Karyawan sulit diawasi
Mencegah penularan Covid-19 di lingkungan perusahaan juga dinilai tidak mudah. Sebab, perusahaan memiliki akses terbatas untuk memantau aktivitas karyawannya saat di luar perusahaan. Apalagi, para karyawan yang bekerja di kawasan industri domisilinya tersebar di Jabodetabek hingga Karawang.
”Jadi, kami berharap setiap perusahaan itu punya aplikasi yang bisa memantau gerak-gerik karyawan selama 24 jam. Karena kalau mereka di perusahaan itu aman, tetapi pergerakan mereka di rumah, saat liburan, bisa saja berkerumunan (berpotensi tertular Covid-19),” kata Suhup.

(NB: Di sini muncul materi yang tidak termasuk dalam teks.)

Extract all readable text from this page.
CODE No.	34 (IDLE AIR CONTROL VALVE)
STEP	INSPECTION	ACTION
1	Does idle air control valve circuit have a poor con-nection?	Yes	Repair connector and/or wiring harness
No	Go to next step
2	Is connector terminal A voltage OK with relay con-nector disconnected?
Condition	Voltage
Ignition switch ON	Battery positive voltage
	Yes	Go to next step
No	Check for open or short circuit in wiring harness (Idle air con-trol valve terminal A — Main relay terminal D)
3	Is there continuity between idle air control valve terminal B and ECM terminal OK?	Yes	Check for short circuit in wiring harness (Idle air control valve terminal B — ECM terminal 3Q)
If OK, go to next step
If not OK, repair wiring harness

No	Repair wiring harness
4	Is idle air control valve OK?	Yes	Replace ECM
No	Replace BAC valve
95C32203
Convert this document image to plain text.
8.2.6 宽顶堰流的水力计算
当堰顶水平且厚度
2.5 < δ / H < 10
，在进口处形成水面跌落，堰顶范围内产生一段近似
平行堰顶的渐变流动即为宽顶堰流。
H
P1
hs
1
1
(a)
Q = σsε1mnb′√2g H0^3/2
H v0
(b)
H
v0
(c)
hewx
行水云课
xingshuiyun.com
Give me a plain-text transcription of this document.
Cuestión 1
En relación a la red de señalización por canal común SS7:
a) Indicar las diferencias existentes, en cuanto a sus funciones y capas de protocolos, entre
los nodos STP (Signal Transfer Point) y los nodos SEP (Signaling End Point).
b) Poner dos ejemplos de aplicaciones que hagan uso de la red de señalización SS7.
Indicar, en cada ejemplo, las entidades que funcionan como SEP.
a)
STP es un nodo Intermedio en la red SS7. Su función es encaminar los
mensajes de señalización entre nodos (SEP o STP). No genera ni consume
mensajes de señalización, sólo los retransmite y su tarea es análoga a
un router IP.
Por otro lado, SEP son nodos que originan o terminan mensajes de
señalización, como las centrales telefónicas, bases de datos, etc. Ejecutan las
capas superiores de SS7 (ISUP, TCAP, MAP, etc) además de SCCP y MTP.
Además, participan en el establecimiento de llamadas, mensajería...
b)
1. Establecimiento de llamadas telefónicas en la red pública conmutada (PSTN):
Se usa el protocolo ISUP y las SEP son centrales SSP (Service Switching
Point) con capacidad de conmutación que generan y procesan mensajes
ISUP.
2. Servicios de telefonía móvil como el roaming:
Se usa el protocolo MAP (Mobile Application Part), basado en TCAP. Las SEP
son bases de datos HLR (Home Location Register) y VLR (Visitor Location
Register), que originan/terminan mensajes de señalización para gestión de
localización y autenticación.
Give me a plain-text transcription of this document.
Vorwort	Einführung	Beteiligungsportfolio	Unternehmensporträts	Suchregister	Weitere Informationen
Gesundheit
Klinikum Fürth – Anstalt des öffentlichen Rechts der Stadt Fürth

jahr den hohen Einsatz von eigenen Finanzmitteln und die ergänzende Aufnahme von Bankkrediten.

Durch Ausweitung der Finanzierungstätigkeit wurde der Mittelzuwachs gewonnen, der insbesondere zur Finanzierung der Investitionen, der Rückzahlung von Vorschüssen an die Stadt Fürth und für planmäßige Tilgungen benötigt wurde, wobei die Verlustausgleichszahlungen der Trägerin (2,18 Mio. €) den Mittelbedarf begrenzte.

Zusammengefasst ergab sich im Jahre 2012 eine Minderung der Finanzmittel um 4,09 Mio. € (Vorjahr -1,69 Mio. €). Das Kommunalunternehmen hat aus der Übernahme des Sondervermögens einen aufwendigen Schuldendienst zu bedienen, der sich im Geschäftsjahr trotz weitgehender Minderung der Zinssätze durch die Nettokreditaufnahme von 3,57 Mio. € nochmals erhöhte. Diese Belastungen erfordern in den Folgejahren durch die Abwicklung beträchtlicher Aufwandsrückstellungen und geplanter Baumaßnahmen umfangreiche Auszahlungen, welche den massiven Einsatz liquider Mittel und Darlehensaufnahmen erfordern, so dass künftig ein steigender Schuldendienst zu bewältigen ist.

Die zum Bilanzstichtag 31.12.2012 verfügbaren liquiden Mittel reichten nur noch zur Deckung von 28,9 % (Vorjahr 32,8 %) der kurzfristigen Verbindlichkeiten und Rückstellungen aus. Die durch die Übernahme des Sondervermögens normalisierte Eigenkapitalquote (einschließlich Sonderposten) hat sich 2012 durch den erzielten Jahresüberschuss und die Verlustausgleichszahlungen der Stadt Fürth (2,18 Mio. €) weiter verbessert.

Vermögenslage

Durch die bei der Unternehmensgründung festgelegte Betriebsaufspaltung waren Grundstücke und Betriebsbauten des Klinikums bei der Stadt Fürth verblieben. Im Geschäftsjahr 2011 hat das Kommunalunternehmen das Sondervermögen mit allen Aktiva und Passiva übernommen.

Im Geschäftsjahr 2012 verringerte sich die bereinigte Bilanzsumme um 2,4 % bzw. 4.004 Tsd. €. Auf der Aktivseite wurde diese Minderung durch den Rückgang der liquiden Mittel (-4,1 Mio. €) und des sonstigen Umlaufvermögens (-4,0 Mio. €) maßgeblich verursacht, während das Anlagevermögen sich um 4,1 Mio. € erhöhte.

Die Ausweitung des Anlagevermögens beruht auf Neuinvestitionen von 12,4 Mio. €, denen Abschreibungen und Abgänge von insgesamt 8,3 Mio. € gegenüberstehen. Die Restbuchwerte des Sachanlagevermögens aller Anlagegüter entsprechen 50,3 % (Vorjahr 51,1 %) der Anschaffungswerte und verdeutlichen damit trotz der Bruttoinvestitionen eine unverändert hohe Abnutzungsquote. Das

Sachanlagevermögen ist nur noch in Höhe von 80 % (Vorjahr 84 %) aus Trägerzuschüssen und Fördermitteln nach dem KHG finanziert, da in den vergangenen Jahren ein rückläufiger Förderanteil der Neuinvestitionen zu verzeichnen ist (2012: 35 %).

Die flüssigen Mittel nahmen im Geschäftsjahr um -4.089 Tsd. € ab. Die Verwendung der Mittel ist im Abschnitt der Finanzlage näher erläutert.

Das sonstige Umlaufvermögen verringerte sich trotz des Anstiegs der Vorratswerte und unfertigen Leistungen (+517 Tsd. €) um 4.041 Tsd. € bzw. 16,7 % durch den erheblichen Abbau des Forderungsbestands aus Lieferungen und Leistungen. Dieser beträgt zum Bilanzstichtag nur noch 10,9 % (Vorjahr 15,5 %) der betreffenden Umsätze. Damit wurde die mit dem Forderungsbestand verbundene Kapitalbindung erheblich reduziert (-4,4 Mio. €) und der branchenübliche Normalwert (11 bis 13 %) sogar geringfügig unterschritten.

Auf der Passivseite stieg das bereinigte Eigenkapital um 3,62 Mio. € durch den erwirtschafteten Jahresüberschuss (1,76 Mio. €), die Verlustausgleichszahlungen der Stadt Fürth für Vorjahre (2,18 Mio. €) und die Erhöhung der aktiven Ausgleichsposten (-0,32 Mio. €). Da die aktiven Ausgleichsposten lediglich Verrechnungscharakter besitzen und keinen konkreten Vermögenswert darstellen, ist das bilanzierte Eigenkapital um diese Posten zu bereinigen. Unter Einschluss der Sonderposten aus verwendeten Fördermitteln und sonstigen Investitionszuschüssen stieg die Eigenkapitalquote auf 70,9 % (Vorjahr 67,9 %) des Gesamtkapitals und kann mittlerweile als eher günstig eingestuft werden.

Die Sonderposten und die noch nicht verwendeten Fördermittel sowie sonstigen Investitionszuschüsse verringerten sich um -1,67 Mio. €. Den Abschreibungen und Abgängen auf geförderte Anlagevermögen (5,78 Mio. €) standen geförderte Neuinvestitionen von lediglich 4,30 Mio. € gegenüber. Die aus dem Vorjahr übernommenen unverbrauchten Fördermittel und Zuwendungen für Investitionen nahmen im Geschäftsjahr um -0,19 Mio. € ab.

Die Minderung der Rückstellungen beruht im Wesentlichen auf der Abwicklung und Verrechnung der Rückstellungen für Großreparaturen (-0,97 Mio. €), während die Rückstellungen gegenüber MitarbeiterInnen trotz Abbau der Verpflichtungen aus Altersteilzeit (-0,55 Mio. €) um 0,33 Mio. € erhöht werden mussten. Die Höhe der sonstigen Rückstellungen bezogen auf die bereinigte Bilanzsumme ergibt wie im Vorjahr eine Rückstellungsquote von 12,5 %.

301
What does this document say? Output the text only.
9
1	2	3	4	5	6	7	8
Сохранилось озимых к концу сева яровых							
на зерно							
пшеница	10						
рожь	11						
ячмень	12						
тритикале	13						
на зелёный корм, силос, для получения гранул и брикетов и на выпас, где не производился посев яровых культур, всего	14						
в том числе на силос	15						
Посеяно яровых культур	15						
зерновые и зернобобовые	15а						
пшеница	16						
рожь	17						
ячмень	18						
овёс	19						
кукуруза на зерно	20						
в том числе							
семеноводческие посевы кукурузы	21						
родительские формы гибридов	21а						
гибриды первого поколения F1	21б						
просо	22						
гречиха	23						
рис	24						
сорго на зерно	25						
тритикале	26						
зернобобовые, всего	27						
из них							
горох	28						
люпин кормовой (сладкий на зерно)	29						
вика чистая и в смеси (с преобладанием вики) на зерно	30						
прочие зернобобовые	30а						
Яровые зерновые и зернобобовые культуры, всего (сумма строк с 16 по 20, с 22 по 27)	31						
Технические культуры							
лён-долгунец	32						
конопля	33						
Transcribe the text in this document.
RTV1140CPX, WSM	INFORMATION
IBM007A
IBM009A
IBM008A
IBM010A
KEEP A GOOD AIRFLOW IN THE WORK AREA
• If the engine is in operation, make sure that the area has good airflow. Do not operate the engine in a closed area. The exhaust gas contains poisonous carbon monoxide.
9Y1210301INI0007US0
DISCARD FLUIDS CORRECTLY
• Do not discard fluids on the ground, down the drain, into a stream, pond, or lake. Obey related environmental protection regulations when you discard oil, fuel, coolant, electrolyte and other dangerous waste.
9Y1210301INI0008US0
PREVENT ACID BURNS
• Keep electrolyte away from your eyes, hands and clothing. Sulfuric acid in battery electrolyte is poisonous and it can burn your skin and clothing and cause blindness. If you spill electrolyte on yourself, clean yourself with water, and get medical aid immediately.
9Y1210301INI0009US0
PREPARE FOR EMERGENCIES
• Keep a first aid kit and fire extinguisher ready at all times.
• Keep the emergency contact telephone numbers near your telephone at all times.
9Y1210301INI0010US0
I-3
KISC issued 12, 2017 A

Kebijakan membuat aplikasi bagi karyawan sudah diterapkan salah satu perusahaan produksi elektronik di Kawasan Industri Jababeka, Cikarang. Langkah itu dinilai efektif mengawasi aktivitas karyawan di luar perusahaan dan mampu meminimalisasi kasus Covid-19.
Sebelumnya, Ketua Asosiasi Pengusaha Indonesia Kabupaten Bekasi Sutomo mengatakan, perusahan menyambut baik permintaan Gubernur Jawa Barat untuk mengetes minimal 10 persen dari total karyawan perusahaan kawasan industri di Kabupaten Bekasi. Kawasan industri berencana mengadakan PCR mobile yang bisa digunakan di kawasan industri.
Namun, pengadaan PCR mobile masih dibahas bersama Pemerintah Kabupaten Bekasi. Ini karena biaya untuk mengadakan PCR mobile membutuhkan anggaran yang tak sedikit. Selain itu, di Kabupaten Bekasi ada 10 kawasan industri sehingga butuh lebih dari satu unit PCR mobile.
”Jadi, kami masih pendekatan untuk mencari sumber pendanaan. Sebab, kalau minta ke perusahaan juga lagi susah karena dampak Covid-19,” kata Sutomo, Jumat (10/7/2020).
Anggota DPR Komisi IX, Obon Tabroni, saat dihubungi secara terpisah, mengatakan, Unilever dan Hitachi merupakan perusahaan multinasional yang selama ini dikenal baik dalam menjamin kesejahteraan karyawannya. Itu pun masih kebobolan hingga ada karyawannya yang ditemukan positif Covid-19.
”Perusahaan seperti itu saja kena (karyawan ditemukan positif Covid-19). Saya pesimistis dengan perusahaan kecil lain yang akses tes susah dan perlindungan karyawannya lemah,” kata anggota DPR Fraksi Partai Gerindra itu.
Obon, yang juga tokoh buruh Indonesia dari Serikat Pekerja Metal Indonesia itu, menambahkan, permintaan dari Gubernur Jawa Barat untuk mengetes minimal 10 persen dari karyawan jangan dinilai sebagai pengeluaran yang memberatkan perusahan. Sebab, perlindungan pada karyawan merupakan salah satu bentuk investasi demi menjaga keberlangsungan produksi perusahaan.
”Buruh harus dilihat sebagai bagian dari investasi perusahan. Kalau buruhnya sehat, otomatis kegiatan produksi di perusahan berjalan lancar,” ujarnya.